If you’ve ever taken a foreign language class long enough to learn how to form basic sentences, you know that translation is vastly more complicated than getting a dictionary, looking up each word in the source sentence, translating it and then ending up with a sentence in another language that makes sense. Because language is so complicated, accurate translation can’t be approached by substituting each word in the source sentence for a literal, word-level translation in the target sentence. Context, nuance, “long-distance” relationships between words and other factors come into play in translation making machine translation one of the biggest challenges for artificial intelligence (AI).

Thankfully, neural machine translation (NMT) is significantly changing and improving multilingual communication.

Where We’ve Been: Statistical Machine Translation

When machine translation engines were first developed, linguists worked with developers to create rules around a single language. Then, the developers would train the machine translation engine based on these rules. However, as you can imagine, creating these rules one by one was tedious and not always accurate (the world is home to 6,500 languages).

Statistical machine translation (SMT) attempted to help alleviate the hurdles of expertise and time by using statistical models. SMT starts with a very large “corpus” or body of high-quality human translations. This corpus is then used to deduce a statistical model of translation. This model is then applied to untranslated target texts to make a probability-driven match to suggest a reasonable translation. The model is based upon the frequency of phrases appearing in the training corpus which are loaded into a table. This table stores each phrase and the number of times the phrase repeats over the corpus.

The more frequently a phrase is repeated in a training corpus, the more probable the target translation is correct. Each phrase ranges from one to five words in length. SMT systems evaluate the fluency of a sentence in the target language a few words at a time using an N-gram language model, where “N” represents the number of words that are examined together. If we have an N-gram model where N=3, when it generates a translation, the SMT model will assess the fluency by looking at n-1 previous words, or, in this case, the two previous words. What this means is that a statistical model’s fluency is limited by the “N” variable. Subsequences of “N” words will be very fluent, but the overall sentence might not be.

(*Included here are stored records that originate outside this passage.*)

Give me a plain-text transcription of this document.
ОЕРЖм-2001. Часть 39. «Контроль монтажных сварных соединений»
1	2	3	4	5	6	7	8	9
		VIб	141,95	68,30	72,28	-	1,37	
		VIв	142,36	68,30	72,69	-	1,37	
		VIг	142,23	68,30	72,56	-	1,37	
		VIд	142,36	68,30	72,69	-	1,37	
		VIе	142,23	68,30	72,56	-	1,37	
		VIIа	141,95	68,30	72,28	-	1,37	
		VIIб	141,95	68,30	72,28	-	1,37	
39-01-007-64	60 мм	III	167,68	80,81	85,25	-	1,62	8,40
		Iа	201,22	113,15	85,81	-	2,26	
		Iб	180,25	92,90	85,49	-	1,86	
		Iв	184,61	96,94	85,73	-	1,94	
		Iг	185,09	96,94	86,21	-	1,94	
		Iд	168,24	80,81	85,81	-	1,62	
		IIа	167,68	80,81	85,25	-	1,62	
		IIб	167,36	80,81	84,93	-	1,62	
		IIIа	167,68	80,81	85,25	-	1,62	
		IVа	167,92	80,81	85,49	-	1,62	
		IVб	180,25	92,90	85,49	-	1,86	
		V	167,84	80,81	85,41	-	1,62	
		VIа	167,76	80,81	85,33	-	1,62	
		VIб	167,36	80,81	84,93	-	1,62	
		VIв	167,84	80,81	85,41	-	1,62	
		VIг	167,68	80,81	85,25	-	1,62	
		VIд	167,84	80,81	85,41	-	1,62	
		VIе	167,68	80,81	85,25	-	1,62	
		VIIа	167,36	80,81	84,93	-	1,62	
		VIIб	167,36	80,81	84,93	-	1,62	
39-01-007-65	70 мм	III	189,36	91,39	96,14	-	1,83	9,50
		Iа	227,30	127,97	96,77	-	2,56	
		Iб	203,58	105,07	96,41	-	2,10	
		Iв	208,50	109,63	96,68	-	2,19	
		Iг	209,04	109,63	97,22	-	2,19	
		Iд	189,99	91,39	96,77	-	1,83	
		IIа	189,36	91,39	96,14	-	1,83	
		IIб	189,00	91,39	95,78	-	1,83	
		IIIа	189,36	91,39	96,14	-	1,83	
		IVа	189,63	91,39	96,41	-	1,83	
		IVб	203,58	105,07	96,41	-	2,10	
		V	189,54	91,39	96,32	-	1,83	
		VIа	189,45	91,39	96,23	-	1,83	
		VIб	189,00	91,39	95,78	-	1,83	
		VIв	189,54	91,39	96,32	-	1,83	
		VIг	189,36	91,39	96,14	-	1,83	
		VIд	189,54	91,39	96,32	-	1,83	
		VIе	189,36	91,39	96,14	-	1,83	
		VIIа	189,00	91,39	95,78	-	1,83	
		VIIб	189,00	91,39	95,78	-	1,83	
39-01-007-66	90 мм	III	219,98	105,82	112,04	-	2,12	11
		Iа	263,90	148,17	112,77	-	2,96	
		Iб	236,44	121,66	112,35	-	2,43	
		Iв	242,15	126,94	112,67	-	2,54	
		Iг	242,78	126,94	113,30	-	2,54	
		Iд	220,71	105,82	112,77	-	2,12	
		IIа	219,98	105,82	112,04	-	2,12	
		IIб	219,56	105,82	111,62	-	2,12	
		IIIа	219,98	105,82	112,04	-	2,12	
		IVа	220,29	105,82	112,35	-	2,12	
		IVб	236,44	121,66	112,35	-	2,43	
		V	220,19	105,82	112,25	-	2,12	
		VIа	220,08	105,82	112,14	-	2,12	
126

SMT, like NMT, converts each word into a number and performs math on these numbers. However, NMT understands the similarity of the words and assigns values like 3.16 and 3.21 for related words such as “but” and “except.” SMT numeric representations do not reflect similarities, instead assigning random numbers to similar words. Further, NMT models use recurrent neural networks. NMT evaluates the probability of words that are generated at each position related to all the previous words in that output sentence. NMT output is generally very fluent at the complete sentence level as it is not limited by N-grams and understands which words are related to each other.

How Does Language I/O Use Neural Machine Translation?

Instead of re-inventing the MT wheel, Language I/O instead chose to build an NMT aggregation layer, meaning our platform integrates with the world’s best NMT engines. We intelligently select the best engine for each piece of content that is passed into our system for translation. In our extensive experience in this field, we have learned that some NMT vendors do a better job with a specific language or set of languages. Instead of trying to build one NMT engine that beats all of these existing vendors at all languages, we pick the best NMT engine for each language at the point in time that the translation request hits our server.

Furthermore, instead of forcing our customers to dig up thousands of human translated sentences for each language so we can formally train a single MT for each language each customer needs to support, our proprietary technology imposes preferred translations for company-specific terms on top of the engine we select. Stated another way, Language I/O uses the best existing neural machine translation engines on the market and layers its own technology on top. This layering allows us to accurately translate company and industry specific terms and messy user generated content such as slang, acronyms and abbreviations.